Light
I realize that light chases out darkness and exposes what was hidden. I love light because I can see much better. I don’t have cat eyes, so I need light to see in the dark. I also don’t always like what is hidden in the dark. Paul is really challenging the church at Corinth about how they should be regarded. He pulls off the gloves a bit and really lays it out. Check this out…
1This, then, is how you ought to regard us: as servants of Christ and as those entrusted with the mysteries God has revealed. 2 Now it is required that those who have been given a trust must prove faithful. 3 I care very little if I am judged by you or by any human court; indeed, I do not even judge myself. 4 My conscience is clear, but that does not make me innocent. It is the Lord who judges me. 5 Therefore judge nothing before the appointed time; wait until the Lord comes. He will bring to light what is hidden in darkness and will expose the motives of the heart. At that time each will receive their praise from God. (1 Corinthians 4:1-5 NIV)

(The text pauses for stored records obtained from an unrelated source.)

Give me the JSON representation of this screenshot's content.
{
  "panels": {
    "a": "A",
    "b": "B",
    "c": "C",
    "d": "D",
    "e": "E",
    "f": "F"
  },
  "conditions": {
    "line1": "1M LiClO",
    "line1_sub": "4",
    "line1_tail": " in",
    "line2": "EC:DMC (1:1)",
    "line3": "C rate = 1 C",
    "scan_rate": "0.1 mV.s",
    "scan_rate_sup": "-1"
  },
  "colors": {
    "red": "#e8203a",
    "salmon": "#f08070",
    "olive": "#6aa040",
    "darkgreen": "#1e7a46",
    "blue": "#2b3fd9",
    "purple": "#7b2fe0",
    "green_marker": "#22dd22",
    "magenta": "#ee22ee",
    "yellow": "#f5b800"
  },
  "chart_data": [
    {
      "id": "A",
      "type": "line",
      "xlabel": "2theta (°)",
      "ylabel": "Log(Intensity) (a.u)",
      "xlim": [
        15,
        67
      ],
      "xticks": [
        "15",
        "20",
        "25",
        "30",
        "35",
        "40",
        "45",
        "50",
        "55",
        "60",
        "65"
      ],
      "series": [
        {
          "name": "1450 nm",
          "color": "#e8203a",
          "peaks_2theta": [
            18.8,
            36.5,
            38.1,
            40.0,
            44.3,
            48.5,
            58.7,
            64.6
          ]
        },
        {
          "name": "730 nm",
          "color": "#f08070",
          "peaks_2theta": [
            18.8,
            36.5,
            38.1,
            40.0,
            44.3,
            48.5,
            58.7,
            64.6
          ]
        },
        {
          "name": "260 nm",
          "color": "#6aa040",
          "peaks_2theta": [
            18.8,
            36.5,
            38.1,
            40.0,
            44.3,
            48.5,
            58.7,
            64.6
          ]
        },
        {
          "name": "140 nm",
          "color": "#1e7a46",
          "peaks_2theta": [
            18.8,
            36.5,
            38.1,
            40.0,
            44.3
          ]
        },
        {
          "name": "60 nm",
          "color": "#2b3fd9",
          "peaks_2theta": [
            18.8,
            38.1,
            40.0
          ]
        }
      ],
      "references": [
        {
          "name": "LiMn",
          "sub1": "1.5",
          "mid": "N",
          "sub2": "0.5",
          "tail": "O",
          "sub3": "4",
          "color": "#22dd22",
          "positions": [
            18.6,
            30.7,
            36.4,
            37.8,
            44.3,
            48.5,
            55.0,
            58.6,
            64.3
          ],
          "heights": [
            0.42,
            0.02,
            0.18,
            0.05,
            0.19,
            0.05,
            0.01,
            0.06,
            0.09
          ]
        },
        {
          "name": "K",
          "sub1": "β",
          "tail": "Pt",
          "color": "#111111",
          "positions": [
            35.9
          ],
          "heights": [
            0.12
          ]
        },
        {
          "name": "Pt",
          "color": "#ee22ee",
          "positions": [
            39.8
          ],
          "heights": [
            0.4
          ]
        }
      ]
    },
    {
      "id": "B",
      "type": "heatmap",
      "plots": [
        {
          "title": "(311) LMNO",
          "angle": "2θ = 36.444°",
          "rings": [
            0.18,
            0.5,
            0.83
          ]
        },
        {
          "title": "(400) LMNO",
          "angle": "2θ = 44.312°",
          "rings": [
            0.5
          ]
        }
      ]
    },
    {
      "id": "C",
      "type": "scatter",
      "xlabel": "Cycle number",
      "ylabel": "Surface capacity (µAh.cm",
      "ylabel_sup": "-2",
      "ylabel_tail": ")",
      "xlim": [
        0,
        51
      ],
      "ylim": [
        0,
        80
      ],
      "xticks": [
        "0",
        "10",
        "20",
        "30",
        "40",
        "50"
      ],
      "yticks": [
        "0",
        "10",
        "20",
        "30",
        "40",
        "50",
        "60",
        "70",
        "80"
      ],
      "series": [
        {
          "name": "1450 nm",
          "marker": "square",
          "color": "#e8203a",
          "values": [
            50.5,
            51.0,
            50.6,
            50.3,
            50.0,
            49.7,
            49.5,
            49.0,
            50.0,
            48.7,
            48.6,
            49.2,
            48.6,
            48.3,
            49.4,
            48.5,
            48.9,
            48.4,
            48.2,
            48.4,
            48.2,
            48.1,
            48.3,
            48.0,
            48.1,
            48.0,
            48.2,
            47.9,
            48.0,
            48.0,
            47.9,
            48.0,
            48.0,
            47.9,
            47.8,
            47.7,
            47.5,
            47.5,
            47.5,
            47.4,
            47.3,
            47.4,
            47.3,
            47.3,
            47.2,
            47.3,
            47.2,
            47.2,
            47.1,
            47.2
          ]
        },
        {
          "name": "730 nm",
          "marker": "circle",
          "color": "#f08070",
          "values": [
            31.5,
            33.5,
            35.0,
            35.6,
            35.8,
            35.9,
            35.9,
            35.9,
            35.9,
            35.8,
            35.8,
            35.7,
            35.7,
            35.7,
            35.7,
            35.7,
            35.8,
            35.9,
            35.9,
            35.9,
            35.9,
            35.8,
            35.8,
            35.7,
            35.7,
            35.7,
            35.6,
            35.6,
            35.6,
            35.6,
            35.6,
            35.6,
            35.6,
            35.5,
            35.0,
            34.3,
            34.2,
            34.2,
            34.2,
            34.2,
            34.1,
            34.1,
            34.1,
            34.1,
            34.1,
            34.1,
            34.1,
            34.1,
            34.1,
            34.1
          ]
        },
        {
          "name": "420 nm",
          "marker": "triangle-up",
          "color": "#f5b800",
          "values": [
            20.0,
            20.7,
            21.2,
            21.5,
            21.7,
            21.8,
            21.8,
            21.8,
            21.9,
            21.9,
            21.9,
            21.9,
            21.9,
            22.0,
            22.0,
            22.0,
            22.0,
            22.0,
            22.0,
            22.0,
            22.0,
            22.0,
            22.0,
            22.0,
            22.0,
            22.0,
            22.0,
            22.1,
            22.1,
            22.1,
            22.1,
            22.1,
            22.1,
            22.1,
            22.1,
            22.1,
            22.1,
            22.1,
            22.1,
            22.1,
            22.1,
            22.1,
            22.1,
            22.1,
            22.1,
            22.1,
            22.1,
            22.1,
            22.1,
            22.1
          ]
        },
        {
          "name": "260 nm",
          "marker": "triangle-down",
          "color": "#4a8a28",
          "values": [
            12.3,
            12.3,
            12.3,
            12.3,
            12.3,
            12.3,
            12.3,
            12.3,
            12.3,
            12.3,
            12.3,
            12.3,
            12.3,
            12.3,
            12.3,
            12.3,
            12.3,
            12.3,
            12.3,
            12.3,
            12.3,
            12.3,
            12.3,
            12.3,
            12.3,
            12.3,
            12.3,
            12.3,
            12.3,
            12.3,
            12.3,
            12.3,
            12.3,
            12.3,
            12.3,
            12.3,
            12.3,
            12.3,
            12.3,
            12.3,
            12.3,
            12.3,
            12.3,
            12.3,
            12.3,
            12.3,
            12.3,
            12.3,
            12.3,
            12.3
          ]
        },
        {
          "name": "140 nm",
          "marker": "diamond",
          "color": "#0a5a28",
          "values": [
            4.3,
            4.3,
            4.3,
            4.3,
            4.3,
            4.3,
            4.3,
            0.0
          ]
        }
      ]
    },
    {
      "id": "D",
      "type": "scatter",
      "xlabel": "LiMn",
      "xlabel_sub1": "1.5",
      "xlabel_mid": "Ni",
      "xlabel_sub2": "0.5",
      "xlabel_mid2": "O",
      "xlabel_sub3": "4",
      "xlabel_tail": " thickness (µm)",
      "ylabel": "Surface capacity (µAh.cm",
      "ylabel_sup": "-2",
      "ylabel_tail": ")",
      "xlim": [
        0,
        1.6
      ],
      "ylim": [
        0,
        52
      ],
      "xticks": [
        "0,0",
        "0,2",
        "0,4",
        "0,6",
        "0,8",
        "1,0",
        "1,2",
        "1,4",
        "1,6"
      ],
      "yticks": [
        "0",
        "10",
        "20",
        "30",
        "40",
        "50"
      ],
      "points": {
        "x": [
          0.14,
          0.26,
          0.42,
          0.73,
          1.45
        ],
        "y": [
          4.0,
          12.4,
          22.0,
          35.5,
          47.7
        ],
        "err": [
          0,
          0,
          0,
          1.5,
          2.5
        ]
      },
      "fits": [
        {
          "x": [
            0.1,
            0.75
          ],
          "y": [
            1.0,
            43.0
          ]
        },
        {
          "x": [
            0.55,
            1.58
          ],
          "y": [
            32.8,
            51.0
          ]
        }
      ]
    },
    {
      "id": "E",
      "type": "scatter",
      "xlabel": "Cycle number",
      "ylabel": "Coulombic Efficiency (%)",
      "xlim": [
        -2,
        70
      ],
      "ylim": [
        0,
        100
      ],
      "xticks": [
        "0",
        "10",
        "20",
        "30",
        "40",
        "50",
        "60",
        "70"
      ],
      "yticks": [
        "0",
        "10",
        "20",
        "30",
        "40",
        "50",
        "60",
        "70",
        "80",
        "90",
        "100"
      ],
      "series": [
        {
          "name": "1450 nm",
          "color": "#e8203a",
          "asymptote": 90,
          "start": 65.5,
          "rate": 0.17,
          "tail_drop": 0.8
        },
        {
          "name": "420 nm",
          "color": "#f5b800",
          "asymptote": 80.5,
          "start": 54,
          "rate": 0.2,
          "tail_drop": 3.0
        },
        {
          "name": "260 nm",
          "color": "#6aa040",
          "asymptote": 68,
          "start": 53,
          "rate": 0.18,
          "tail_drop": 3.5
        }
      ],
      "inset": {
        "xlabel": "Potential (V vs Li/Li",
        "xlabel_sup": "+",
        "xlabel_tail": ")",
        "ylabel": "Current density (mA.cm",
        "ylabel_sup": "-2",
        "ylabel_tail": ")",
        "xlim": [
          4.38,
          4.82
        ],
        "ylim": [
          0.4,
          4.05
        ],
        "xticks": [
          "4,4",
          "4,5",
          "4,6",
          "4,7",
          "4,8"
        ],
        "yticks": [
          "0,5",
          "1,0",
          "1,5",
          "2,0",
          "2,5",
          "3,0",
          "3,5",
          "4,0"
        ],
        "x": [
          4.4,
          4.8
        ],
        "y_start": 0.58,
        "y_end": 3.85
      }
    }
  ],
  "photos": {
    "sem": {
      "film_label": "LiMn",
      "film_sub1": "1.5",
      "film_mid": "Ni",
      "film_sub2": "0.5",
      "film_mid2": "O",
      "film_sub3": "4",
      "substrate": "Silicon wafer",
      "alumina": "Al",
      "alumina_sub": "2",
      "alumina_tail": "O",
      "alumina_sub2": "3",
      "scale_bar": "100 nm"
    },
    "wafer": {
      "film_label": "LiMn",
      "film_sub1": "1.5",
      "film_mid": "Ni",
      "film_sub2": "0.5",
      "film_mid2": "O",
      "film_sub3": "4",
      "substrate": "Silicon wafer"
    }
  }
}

The Lord’s judgment is something that I used to fear a lot. I grew up learning truth so intensely that grace was pushed to the side. I was in constant fear because according to the truth, I’m in trouble. I can’t stay pure and holy, as He wants me to be. When I first read this passage this morning, the part that pushed on me is the part that “He will bring to light what is hidden in darkness”. This means exposure to the secrets and motives of my heart. I really try to guard my heart and protect it, but I’m often failing miserably at this. I also loved the part where Paul says, “my conscience is clear, but that doesn’t make me innocent.” Without Grace, I’m straight up guilty, but with Grace, I’m innocent. I’m so thankful for the cross and the Grace that Jesus delivered. I’m no longer afraid of the light exposing my sin, the light will expose a heart devoted to the Lord!